In any triangle, the angles add up to a special total: 180 degrees. This is a fundamental property of triangles that helps us understand and solve problems involving angles.
For instance, if you know two angles, you can always find the third by subtracting the sum of the known angles from 180 degrees. This property becomes particularly useful when working with trigonometric identities, as it allows us to express one angle in terms of the other two.
Here, if the triangle has angles labeled as \( A, B, \) and \( C \), the relationship is expressed as:
\[A + B + C = 180^\circ\]Understanding this concept is crucial, as it allows us to simplify the expressions during trigonometric calculations. When dealing with identities involving these angles, knowing that they collectively sum to 180 degrees enables us to manipulate and transform the expressions more effectively.

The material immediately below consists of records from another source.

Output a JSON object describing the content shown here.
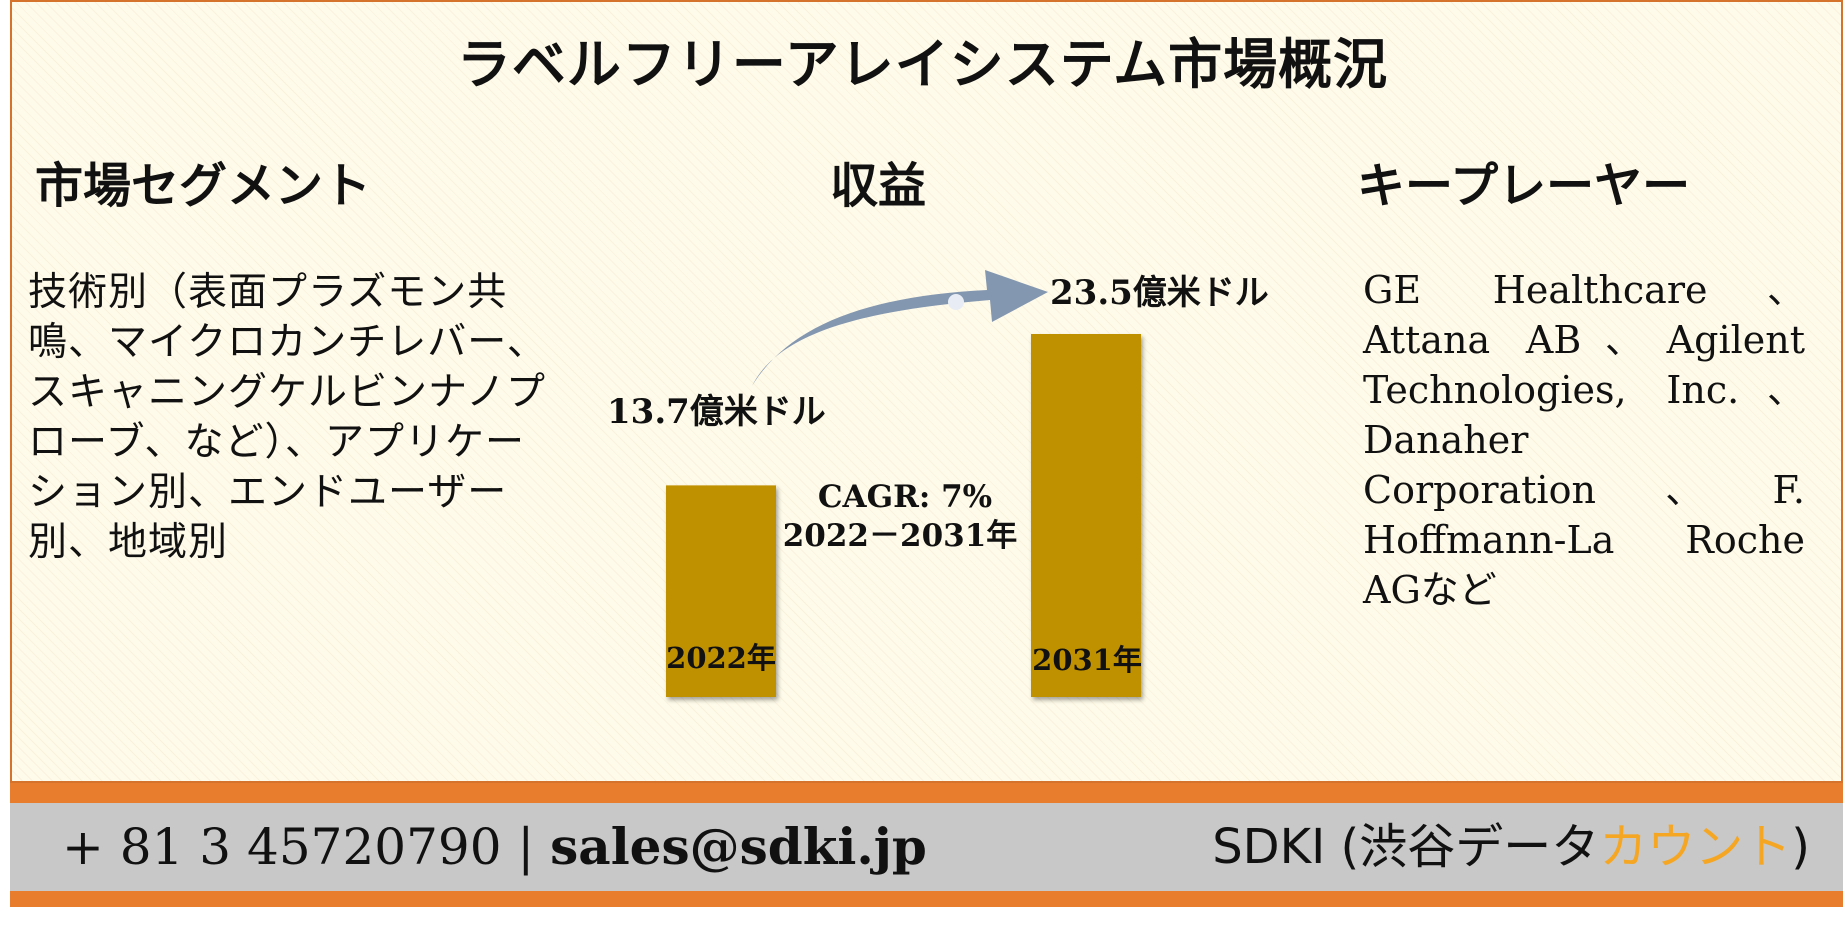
{
  "title": "ラベルフリーアレイシステム市場概況",
  "sections": {
    "segments": {
      "heading": "市場セグメント",
      "text": "技術別（表面プラズモン共鳴、マイクロカンチレバー、スキャニングケルビンナノプローブ、など）、アプリケーション別、エンドユーザー別、地域別"
    },
    "revenue": {
      "heading": "収益"
    },
    "key_players": {
      "heading": "キープレーヤー",
      "text": "GE Healthcare、Attana AB、Agilent Technologies, Inc.、Danaher Corporation、F. Hoffmann-La Roche AGなど"
    }
  },
  "chart_data": {
    "type": "bar",
    "categories": [
      "2022年",
      "2031年"
    ],
    "values": [
      13.7,
      23.5
    ],
    "value_labels": [
      "13.7億米ドル",
      "23.5億米ドル"
    ],
    "unit": "億米ドル",
    "cagr_label": "CAGR: 7%",
    "cagr_period": "2022－2031年",
    "bar_color": "#bf9000",
    "arrow_color": "#8497b0"
  },
  "footer": {
    "contact": "+ 81 3 45720790 | ",
    "email": "sales@sdki.jp",
    "brand_prefix": "SDKI (渋谷データ",
    "brand_accent": "カウント",
    "brand_suffix": ")",
    "accent_color": "#f5a623",
    "line_color": "#e87d2e",
    "band_color": "#c8c8c8"
  }
}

The sine angle sum formula is a powerful tool in trigonometry. It tells us how to find the sine of the sum of two angles. This formula is especially useful when you want to break down complex angle expressions into more manageable parts.
For the sum of two angles \(A\) and \(B\), the formula is:
\[\sin(A + B) = \sin A \cos B + \cos A \sin B\] In our exercise, this formula helps us transform \(\sin 2C\). Since the angle sum in a triangle is 180 degrees, we rewrite \(C\) in terms of \(A\) and \(B\). When applying the formula, remember to account for the angle properties of a triangle.
This ensures we're expressing the sines in terms of angles that still fit neatly into our known sums or differences, which ties directly back to the critical relationships between the triangle's angles. Incorporating the sine angle sum formula makes it simpler to work through and solve such problems strategically.

Sum-to-product identities are special trigonometric formulas that allow you to convert sums or differences of sines and cosines into products. These identities ease certain calculations by enabling you to change the format of the expression.

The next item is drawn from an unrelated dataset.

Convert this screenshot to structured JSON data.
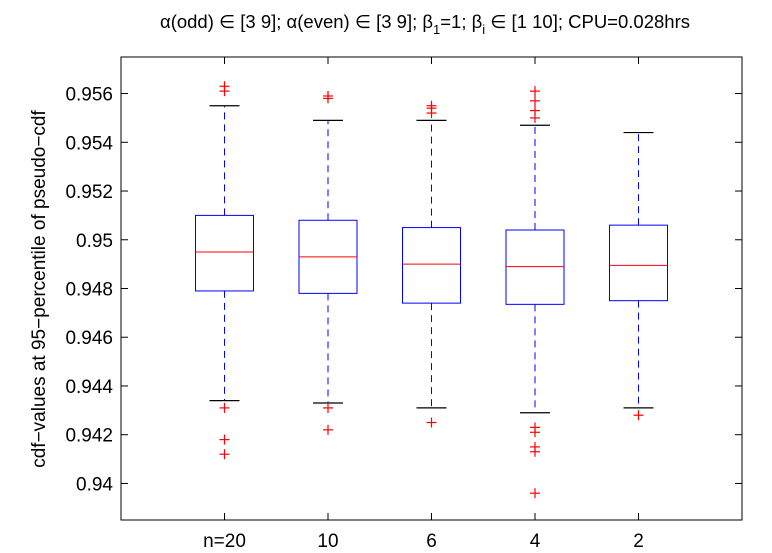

• For two angles \(A\) and \(B\), the identity for the sum of sines is: \[ \sin A + \sin B = 2 \sin\left(\frac{A+B}{2}\right) \cos\left(\frac{A-B}{2}\right) \]
• Similarly, for their difference: \[ \sin A - \sin B = 2 \cos\left(\frac{A+B}{2}\right) \sin\left(\frac{A-B}{2}\right) \]

These identities help transform the expression into a simpler or more usable form.
In our specific problem, the sum-to-product identity transforms \(\sin 2A + \sin 2B\) into a more manageable expression involving cosine. With this transformation, merging it with other trigonometric identities is more straightforward. Ensuring you understand how to apply these identities well can greatly simplify trigonometric calculations, making the process not only faster but also less prone to errors.